Ming Tombs (Shisanling)
NW of Beijing
The Ming Tombs, final resting place of thirteen of the sixteen emperors1 of the Ming dynasty, are located 42 km northwest of Beijing, in a mountain valley just below the Great Wall. The tombs are approached from the south by a five-arched gate, beyond which a long "spirit road," lined with men and animals, leads to the burials. Much as today, visitors from Ming times onward would pass under a five-gated stone portico, dismount at another gate beyond the portico, pay their respects at the Shisanling Stele, and then walk a mile or two along the spirit road to see the burials.
The tombs are nestled in a valley, according to fengshui principles, and surrounded by groves of cypresses. Each emperor was buried underneath a tumulus (large earthen mound). His tomb was preceded by a sacrificial hall and "spirit tower" and surrounded by subsidiary tombs for wives, concubines, and princes. There were also houses and working quarters, amounting to a rather substantial town, for the many living people - priests, caretakers, and supporting personnel - who maintained the tomb and performed the prescribed Confucian2 rites and sacrifices on behalf of the deceased emperor. The valley as a whole was surrounded by a wall that was garrisoned by soldiers from a nearby town.

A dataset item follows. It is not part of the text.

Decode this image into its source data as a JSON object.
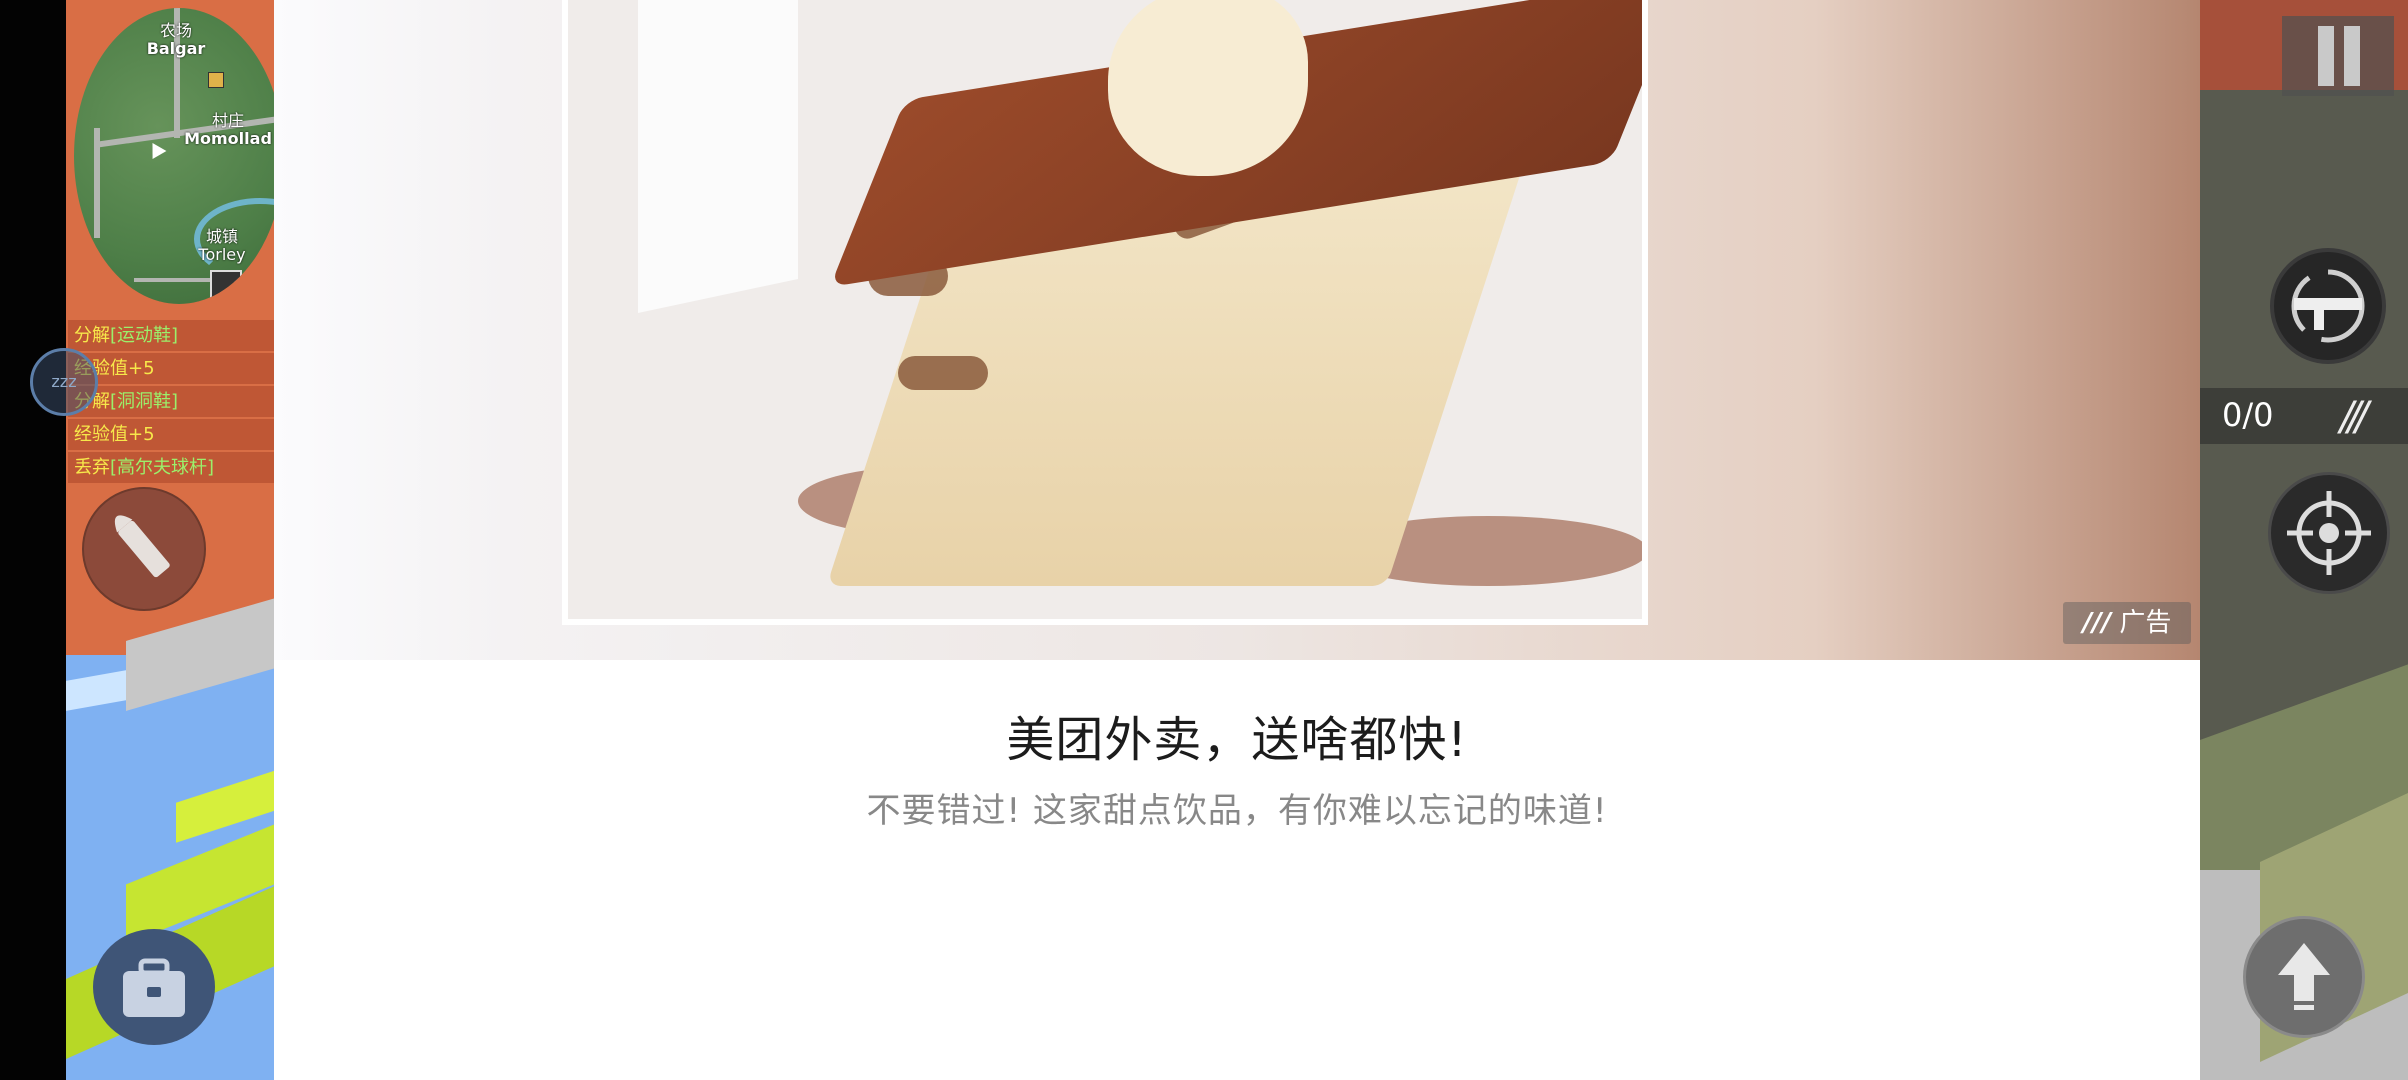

Of the actual burials, only one, Dingling, has been opened and excavated. The others currently (2006) lie undisturbed beneath the soil, although the above-ground halls of Changling and Zhaoling have been restored, and the grounds of all the tombs are visitable. Confusingly, the artifacts unearthed from Dingling are displayed at Changling rather than at Dingling from whence they came. The sequence of photographs in the following pages proceeds from the portico north to Emperor Yongle's3 Changling, the first and greatest tomb in the valley.
1The first Ming emperor, Hongwu, is buried in Nanjing. The second emperor, Jianwen, disappeared in the course of a dynastic war that brought Yongle, the third emperor, to the throne. The seventh emperor, Jingtai, was deposed and denied burial in the Valley. Jingtai had succeeded to the throne after his older brother Zhengtong, the sixth emperor, was captured by the Mongols in 1449. Zhengtong was released after a year in captivity, but was imprisoned by Jingtai until the latter's deposition and death 1457, after which Zhengtong regained the throne and ruled under the name of Tianshun until his death in 1464.

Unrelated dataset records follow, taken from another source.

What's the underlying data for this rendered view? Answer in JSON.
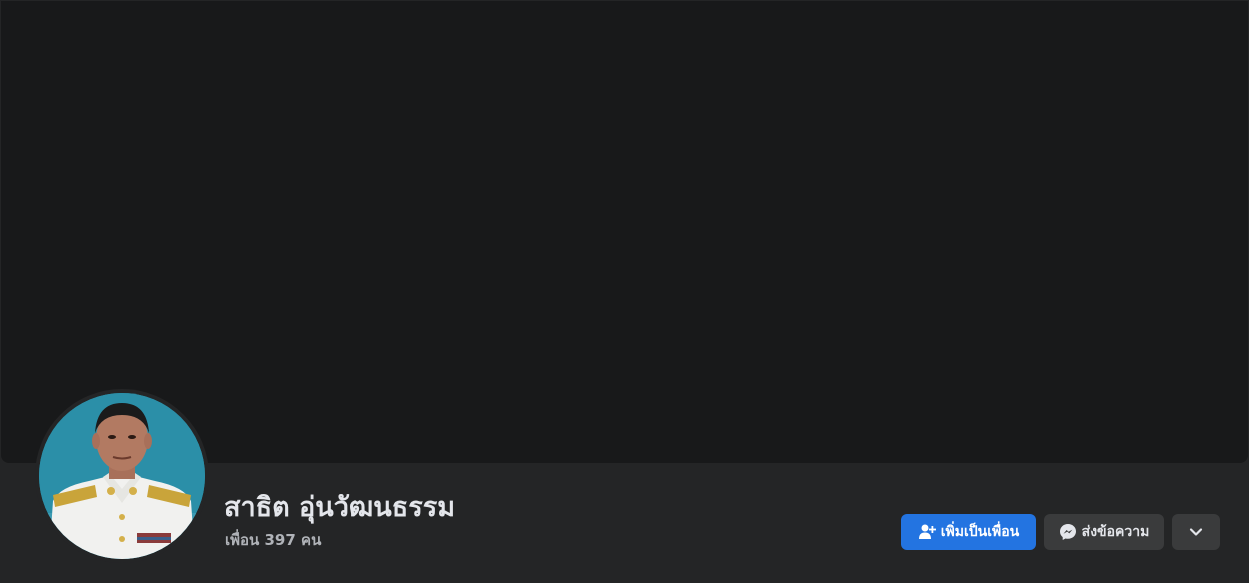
{
  "profile": {
    "name": "สาธิต อุ่นวัฒนธรรม",
    "friends_count": "เพื่อน 397 คน"
  },
  "actions": {
    "add_friend_label": "เพิ่มเป็นเพื่อน",
    "message_label": "ส่งข้อความ"
  },
  "icons": {
    "add_friend": "add-friend-icon",
    "messenger": "messenger-icon",
    "more": "chevron-down-icon"
  },
  "colors": {
    "primary_button": "#2374e1",
    "secondary_button": "#3a3b3c",
    "cover": "#18191a",
    "surface": "#242526"
  }
}
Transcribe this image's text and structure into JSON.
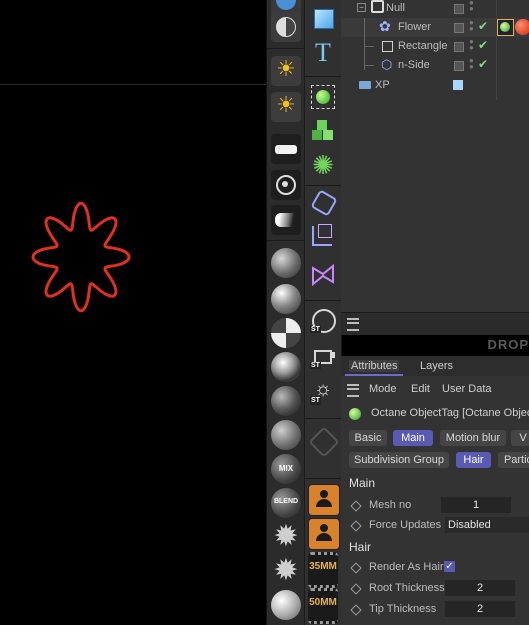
{
  "colors": {
    "viewport_bg": "#000000",
    "flower_stroke": "#e0301e",
    "accent_purple": "#5a5ab4",
    "check_green": "#7ddc7d",
    "panel_bg": "#333333"
  },
  "palette_left": {
    "icons": [
      "octane-half-moon-icon",
      "octane-half-circle-icon",
      "sun-light-icon",
      "sun-light-alt-icon",
      "area-light-icon",
      "spot-target-icon",
      "spotlight-icon",
      "sphere-material-icon",
      "sphere-glossy-icon",
      "sphere-checker-icon",
      "sphere-chrome-icon",
      "sphere-dark-icon",
      "sphere-plain-icon",
      "mix-material-icon",
      "blend-material-icon",
      "gear-shape-icon",
      "gear-shape-alt-icon",
      "sphere-white-icon"
    ],
    "mix_label": "MIX",
    "blend_label": "BLEND"
  },
  "palette_right": {
    "icons": [
      "cube-icon",
      "text-icon",
      "octane-object-tag-icon",
      "cloner-cubes-icon",
      "gear-tag-icon",
      "deformer-icon",
      "spline-box-icon",
      "spline-pen-icon",
      "st-sphere-icon",
      "st-camera-icon",
      "st-light-icon",
      "disabled-tag-icon",
      "camera-person-icon",
      "camera-person-alt-icon",
      "film-35mm-icon",
      "film-50mm-icon"
    ],
    "film_35": "35MM",
    "film_50": "50MM"
  },
  "object_manager": {
    "rows": [
      {
        "name": "Null",
        "icon": "null-object-icon"
      },
      {
        "name": "Flower",
        "icon": "flower-spline-icon"
      },
      {
        "name": "Rectangle",
        "icon": "rectangle-spline-icon"
      },
      {
        "name": "n-Side",
        "icon": "nside-spline-icon"
      },
      {
        "name": "XP",
        "icon": "folder-icon"
      }
    ],
    "drop_label": "DROP"
  },
  "attributes": {
    "tabs": [
      "Attributes",
      "Layers"
    ],
    "menu": [
      "Mode",
      "Edit",
      "User Data"
    ],
    "header": "Octane ObjectTag [Octane ObjectT",
    "pills_row1": [
      "Basic",
      "Main",
      "Motion blur",
      "V"
    ],
    "pills_row2": [
      "Subdivision Group",
      "Hair",
      "Partic"
    ],
    "main_section": "Main",
    "hair_section": "Hair",
    "mesh_no_label": "Mesh no",
    "mesh_no_value": "1",
    "force_updates_label": "Force Updates",
    "force_updates_value": "Disabled",
    "render_as_hair_label": "Render As Hair",
    "render_as_hair_checked": true,
    "root_thickness_label": "Root Thickness",
    "root_thickness_value": "2",
    "tip_thickness_label": "Tip Thickness",
    "tip_thickness_value": "2"
  }
}
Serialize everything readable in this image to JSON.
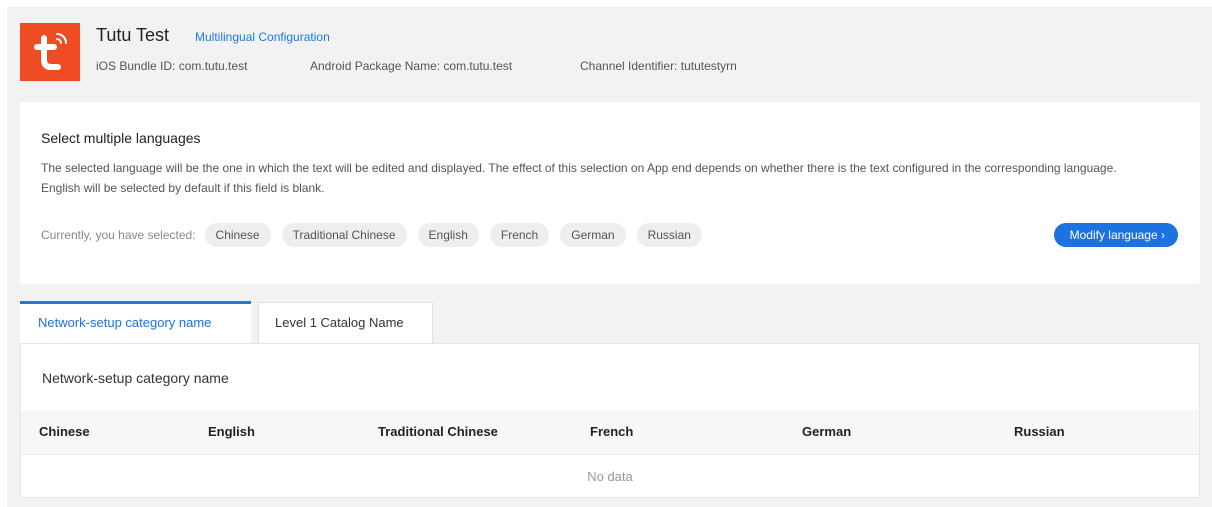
{
  "app": {
    "icon": "tuya-logo-icon",
    "icon_color": "#f04c24",
    "name": "Tutu Test",
    "config_link": "Multilingual Configuration",
    "ios_bundle": "iOS Bundle ID: com.tutu.test",
    "android_package": "Android Package Name: com.tutu.test",
    "channel": "Channel Identifier: tututestyrn"
  },
  "language_card": {
    "title": "Select multiple languages",
    "description": "The selected language will be the one in which the text will be edited and displayed. The effect of this selection on App end depends on whether there is the text configured in the corresponding language. English will be selected by default if this field is blank.",
    "selected_label": "Currently, you have selected:",
    "selected_languages": [
      "Chinese",
      "Traditional Chinese",
      "English",
      "French",
      "German",
      "Russian"
    ],
    "modify_button": "Modify language",
    "modify_icon": "chevron-right-icon",
    "accent_color": "#1c72e0"
  },
  "tabs": [
    {
      "label": "Network-setup category name",
      "active": true
    },
    {
      "label": "Level 1 Catalog Name",
      "active": false
    }
  ],
  "table": {
    "title": "Network-setup category name",
    "columns": [
      "Chinese",
      "English",
      "Traditional Chinese",
      "French",
      "German",
      "Russian"
    ],
    "rows": [],
    "empty_text": "No data"
  }
}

2Funeral rites for most people in Asia were (and still are) Buddhist, but the Chinese emperors, whatever their personal religion, were sustained throughout their afterlife according to Confucian ritual.
3Yongle, usurper of his nephew's throne, was the first to build at Shisanling. A ruler of enormous grandiosity, Yongle also moved the capital to Beijing, built the Forbidden City, and sent Zheng He with 300 treasure ships to show the (Chinese) flag in South Asia, the Middle East, and Africa.